杨勇偶听得妹妹娇声呼唤,赶紧停了马,立起右掌威风大喝:“停止前进。”
令行禁止。
杨家以武持家,军规严谨,饶是北周民风尚武,也没人有胆量挑衅杨勇的威严。
杨勇催马来到妹妹的马车前,正见车帘半掀,一个面相秀气,粉雕玉琢的锦衣罗裙小女孩蹦跳着钻出,身后跟着个差不多年龄,同样好看,却眸光闪烁的小公子。
“玉露,阿广,才出城你们就开始捣乱,是想让我把你们送回长安,叫爹爹好生教育一番吗?”杨勇眉头紧蹙,脸上带着无奈的囧意,语气中哪有威严,全是溺爱。
“大哥~”
杨玉露人小鬼大,明眸皓齿,一个“哥”字就拐了十八个弯儿,让人犹如醉在蜜里。
“好好说话。
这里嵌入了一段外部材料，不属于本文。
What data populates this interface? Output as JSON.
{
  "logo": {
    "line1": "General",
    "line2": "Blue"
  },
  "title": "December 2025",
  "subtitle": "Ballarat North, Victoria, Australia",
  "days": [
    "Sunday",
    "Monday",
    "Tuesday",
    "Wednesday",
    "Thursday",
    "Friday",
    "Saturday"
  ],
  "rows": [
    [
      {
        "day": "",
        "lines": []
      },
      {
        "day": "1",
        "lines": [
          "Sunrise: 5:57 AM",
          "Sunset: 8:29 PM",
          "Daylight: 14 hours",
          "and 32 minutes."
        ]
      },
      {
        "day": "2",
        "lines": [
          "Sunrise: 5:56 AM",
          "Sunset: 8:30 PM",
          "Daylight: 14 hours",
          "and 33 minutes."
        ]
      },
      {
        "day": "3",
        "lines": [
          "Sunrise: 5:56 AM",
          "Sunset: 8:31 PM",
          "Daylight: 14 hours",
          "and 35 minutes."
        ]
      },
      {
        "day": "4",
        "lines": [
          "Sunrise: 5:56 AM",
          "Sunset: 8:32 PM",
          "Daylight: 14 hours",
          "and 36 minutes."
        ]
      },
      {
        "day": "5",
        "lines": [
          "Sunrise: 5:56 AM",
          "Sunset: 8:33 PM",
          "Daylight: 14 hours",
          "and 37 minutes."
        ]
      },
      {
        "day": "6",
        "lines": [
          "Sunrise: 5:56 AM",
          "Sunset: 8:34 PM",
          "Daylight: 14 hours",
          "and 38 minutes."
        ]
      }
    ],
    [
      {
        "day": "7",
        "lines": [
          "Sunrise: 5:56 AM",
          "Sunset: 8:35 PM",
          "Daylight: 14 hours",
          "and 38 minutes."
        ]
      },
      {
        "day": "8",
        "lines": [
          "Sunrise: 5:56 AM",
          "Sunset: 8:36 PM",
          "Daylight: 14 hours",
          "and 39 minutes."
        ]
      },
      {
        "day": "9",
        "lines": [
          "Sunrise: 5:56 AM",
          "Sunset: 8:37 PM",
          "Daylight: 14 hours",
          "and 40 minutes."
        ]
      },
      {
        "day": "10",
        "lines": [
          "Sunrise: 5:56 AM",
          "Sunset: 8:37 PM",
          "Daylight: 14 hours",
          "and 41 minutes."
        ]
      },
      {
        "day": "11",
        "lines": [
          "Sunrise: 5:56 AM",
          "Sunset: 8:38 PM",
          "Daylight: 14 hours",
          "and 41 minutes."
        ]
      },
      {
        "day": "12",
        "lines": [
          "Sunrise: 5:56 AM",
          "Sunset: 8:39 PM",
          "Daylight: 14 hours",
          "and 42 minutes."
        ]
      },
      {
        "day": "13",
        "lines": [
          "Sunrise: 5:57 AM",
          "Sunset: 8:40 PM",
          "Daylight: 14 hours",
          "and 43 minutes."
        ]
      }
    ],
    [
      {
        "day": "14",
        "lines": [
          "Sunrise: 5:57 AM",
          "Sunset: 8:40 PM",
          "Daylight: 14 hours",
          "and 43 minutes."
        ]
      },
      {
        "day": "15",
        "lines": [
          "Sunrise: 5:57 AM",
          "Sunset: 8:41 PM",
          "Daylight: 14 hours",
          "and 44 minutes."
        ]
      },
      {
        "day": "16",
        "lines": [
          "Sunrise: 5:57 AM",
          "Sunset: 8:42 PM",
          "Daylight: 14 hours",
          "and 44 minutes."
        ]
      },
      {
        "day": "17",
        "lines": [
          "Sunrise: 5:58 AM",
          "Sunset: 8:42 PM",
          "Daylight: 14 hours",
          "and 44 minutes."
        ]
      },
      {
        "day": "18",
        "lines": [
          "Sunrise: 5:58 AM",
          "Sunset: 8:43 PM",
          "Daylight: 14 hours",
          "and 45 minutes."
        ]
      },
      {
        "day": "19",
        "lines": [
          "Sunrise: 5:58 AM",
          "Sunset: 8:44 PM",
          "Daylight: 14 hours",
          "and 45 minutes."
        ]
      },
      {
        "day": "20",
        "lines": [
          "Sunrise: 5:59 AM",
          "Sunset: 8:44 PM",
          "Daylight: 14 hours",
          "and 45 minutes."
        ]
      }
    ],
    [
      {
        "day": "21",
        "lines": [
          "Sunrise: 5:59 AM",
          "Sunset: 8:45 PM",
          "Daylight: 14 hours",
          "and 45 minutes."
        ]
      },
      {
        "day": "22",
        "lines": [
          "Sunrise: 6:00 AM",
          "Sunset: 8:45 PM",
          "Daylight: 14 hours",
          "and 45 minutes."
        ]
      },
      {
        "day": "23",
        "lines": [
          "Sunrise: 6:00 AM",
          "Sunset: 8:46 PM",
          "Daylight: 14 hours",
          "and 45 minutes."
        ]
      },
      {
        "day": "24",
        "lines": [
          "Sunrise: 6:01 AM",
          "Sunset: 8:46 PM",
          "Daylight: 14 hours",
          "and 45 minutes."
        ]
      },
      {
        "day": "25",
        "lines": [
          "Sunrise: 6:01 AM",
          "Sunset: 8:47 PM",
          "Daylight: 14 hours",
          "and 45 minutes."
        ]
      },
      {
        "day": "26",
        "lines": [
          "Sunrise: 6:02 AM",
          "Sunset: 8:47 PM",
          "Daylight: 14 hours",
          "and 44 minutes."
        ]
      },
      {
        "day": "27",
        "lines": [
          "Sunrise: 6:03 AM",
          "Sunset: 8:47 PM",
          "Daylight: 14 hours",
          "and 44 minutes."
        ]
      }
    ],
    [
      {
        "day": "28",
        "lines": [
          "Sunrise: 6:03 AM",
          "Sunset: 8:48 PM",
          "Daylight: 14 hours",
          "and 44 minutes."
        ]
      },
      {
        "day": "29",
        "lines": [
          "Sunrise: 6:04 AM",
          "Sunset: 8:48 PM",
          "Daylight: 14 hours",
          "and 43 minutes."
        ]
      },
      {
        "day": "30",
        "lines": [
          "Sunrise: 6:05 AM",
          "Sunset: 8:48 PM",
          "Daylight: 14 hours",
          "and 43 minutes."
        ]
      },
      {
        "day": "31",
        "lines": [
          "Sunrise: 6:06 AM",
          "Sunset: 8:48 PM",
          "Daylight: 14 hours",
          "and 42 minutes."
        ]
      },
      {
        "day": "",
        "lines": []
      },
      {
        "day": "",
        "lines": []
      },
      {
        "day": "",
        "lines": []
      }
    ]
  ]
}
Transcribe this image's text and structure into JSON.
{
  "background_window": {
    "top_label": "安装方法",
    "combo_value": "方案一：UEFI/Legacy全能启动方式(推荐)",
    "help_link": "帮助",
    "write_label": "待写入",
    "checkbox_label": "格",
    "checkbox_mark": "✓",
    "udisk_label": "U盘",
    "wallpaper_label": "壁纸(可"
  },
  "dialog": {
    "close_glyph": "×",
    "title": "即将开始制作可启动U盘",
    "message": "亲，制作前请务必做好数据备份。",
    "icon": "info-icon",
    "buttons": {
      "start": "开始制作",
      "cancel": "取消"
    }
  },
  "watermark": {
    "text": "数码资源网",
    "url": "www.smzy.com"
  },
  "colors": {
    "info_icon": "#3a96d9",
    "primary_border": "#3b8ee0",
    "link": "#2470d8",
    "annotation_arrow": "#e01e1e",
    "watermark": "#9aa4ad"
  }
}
”
杨勇强撑着板起脸,瞪了眼这个被惯得没边儿的妹妹,而后目光扫向不远处眸光闪动脸色怪异的弟弟:“阿广,玉露调皮,你这做哥哥的就也跟着撒欢儿?”
“大哥,不怪阿广,你看那笼子里装着的家伙,不光长得怪异,还是蓝眼睛!”杨玉露眨巴着大眼睛欢呼雀跃,扯着杨勇的胳膊指向路边停靠的一座巨大囚车。
“突厥人?”
杨勇无奈,竖着妹妹手指的方向看去,看清那所谓的蓝眼珠怪人,眉头突兀动了动,眼睛微眯。
不同于年少无知的弟弟妹妹,他今年已经十三岁,对于雄踞在大周朝北方,领土面积可谓广袤无垠的突厥了解颇多。
据传,只有突厥人才会生出蓝色眼睛,而且但凡蓝眼睛者必定出身高贵。
生在北周,少数民族见过无数,还是头一次见到蓝色眼睛的突厥人。
杨勇仔细打量巨大囚车内那个和自己年龄差不多大,衣着怪异满头乱发,浑身脏兮兮破布条的男子,只见这突厥男子也正拿那双冰蓝色的眼睛,同样盯着自己看个不停,其脸上更是写满惊诧与若有若无的兴奋之意。
“你……认得我?”
杨勇被瞪得有些错愕,翻身下马,拉着好奇的弟弟妹妹走到囚车之前,眉头紧锁打量着囚车中的男子。
他确定,就算眼前这人不是突厥,是个生活在北州境内的鲜卑族,他也绝对不认识。
“你叫杨勇?”突厥奴隶死死盯着杨勇,呼吸急促,操着一口怪腔怪调的中原话问道。
杨勇目露茫然之意,良久搞懂面前这奴隶所说的话,倒也并未对此多做怀疑。
草原广袤,方言遍地都是,面前之人没准说的是哪里的土著语。